National Taxpayers United of Illinois continues to get considerable press. The following Op-Ed, written by NTUI President Jim Tobin, was printed April 12 in Crain’s Chicago Business.
Common-sense steps to improve state’s business climate
With double-digit unemployment and a rank of 48th in job creation among the 50 states, Illinois must cultivate a better economic climate to attract, retain and grow businesses. Springfield politicians have dug a large budget hole, and only serious spending reductions and strong economic growth will get us out. Here are a few ways to do that:
Broaden the education tax credit. The current tax credit of up to $500 is far too limited. A comprehensive credit would allow individual and business taxpayers to reduce their state and local tax burden by paying for the private education of any eligible child, either through direct support or by donating to a non-profit scholarship organization. With funding on a sliding scale and capped at 80% of the average cost of government schooling, every child who moves from a government school to a private school will save the state thousands of dollars.

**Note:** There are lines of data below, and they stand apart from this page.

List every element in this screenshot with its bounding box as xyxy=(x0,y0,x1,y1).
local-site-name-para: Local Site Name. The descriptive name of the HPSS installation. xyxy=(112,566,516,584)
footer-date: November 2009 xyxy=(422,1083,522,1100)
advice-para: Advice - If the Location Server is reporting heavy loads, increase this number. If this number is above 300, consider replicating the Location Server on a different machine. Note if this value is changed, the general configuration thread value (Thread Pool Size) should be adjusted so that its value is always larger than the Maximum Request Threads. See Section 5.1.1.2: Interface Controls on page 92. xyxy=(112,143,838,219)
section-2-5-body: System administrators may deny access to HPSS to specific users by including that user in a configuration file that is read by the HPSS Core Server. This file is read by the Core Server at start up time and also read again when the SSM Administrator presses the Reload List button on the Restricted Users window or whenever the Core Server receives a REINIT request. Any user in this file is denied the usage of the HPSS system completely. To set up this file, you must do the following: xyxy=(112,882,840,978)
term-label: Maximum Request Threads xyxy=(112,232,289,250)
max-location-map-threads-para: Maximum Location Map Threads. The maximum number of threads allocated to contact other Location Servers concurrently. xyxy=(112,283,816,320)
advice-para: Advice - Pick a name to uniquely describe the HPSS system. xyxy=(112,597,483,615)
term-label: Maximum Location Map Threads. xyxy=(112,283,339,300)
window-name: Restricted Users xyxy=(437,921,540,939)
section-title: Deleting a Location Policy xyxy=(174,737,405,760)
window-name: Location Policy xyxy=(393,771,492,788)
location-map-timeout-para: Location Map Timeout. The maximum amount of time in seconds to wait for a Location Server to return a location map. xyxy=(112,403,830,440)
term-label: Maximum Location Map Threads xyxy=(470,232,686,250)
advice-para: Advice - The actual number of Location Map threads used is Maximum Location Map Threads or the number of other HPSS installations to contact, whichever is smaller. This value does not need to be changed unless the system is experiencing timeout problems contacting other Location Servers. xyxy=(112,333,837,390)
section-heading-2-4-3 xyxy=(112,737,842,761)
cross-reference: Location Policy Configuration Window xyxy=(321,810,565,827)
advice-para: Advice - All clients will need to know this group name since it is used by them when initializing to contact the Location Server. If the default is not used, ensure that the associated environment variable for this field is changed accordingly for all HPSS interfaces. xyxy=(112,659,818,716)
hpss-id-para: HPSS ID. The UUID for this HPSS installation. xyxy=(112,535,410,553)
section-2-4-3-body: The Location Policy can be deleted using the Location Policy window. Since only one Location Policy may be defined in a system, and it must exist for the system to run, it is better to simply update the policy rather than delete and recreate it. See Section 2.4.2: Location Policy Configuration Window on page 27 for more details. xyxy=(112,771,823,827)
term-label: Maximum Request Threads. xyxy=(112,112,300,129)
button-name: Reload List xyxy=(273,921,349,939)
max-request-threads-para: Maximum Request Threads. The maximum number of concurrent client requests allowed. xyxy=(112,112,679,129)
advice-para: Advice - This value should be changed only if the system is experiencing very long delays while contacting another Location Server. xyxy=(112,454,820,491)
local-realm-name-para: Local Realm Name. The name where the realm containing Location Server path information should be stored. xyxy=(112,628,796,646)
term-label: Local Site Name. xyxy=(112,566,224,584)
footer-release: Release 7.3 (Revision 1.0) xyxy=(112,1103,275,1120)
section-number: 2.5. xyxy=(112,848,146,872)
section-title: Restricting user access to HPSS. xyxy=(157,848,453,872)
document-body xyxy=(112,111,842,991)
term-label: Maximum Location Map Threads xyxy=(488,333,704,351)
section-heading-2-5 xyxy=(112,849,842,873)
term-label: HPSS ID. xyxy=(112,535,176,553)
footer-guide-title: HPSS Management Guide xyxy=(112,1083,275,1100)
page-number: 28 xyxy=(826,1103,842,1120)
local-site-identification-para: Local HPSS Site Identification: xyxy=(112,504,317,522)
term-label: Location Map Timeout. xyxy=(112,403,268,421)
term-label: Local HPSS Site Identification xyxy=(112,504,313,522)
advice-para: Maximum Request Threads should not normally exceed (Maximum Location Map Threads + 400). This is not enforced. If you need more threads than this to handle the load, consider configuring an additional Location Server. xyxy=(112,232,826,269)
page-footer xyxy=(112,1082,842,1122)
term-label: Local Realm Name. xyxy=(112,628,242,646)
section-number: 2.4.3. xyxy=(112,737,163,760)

Repeal the minimum wage law. The federal minimum wage is $7.25 per hour. Illinois, already at $8, is scheduled to increase it to $8.25 this summer. With so many people needing jobs in our state, we must decrease business costs to increase employent. Illinois can join those states that have no minimum wage law and minimize the harm done by this type of regulation. The more people who become employed, the less we all pay for unemployment benefits.
In addition, we all must not make the business climate in our state worse by:
Raising personal income taxes. Many families are barely scraping by in this economy, and yet we continue to hear Gov. Pat Quinn calling for a 33% increase in the state personal income tax, to 4% from 3%. The last thing our economy needs is to tax weath-creators into bankruptcy or send them fleeing to a lower-tax state.
Raising corporate income taxes. Mr. Quinn also wants to increase the state corporate income tax to 8.3% from 7.3% This increase would rank Illinois 36th among the 50 states in corporate tax-rate competitiveness and induce businesses to move to nearby states with lower rates, such as Wisconsin (7.9%) and Missouri (6.25%) , or even to states with no corporate income tax, such as Nevada and Texas.
Resurrecting the estate tax. The death tax disappeared this year. Let it rest in peace. Re-taxing the inheritance from entrepreneurs, investors and business owners is a road to diminished innovation, reduced investment and closed businesses. We must stop penalizing success if we want more of it.
Everyone should work to improve the business climate in Illinois. Common-sense tax and regulatory relief will result in business growth, increased job opportunities and higher living standards for all.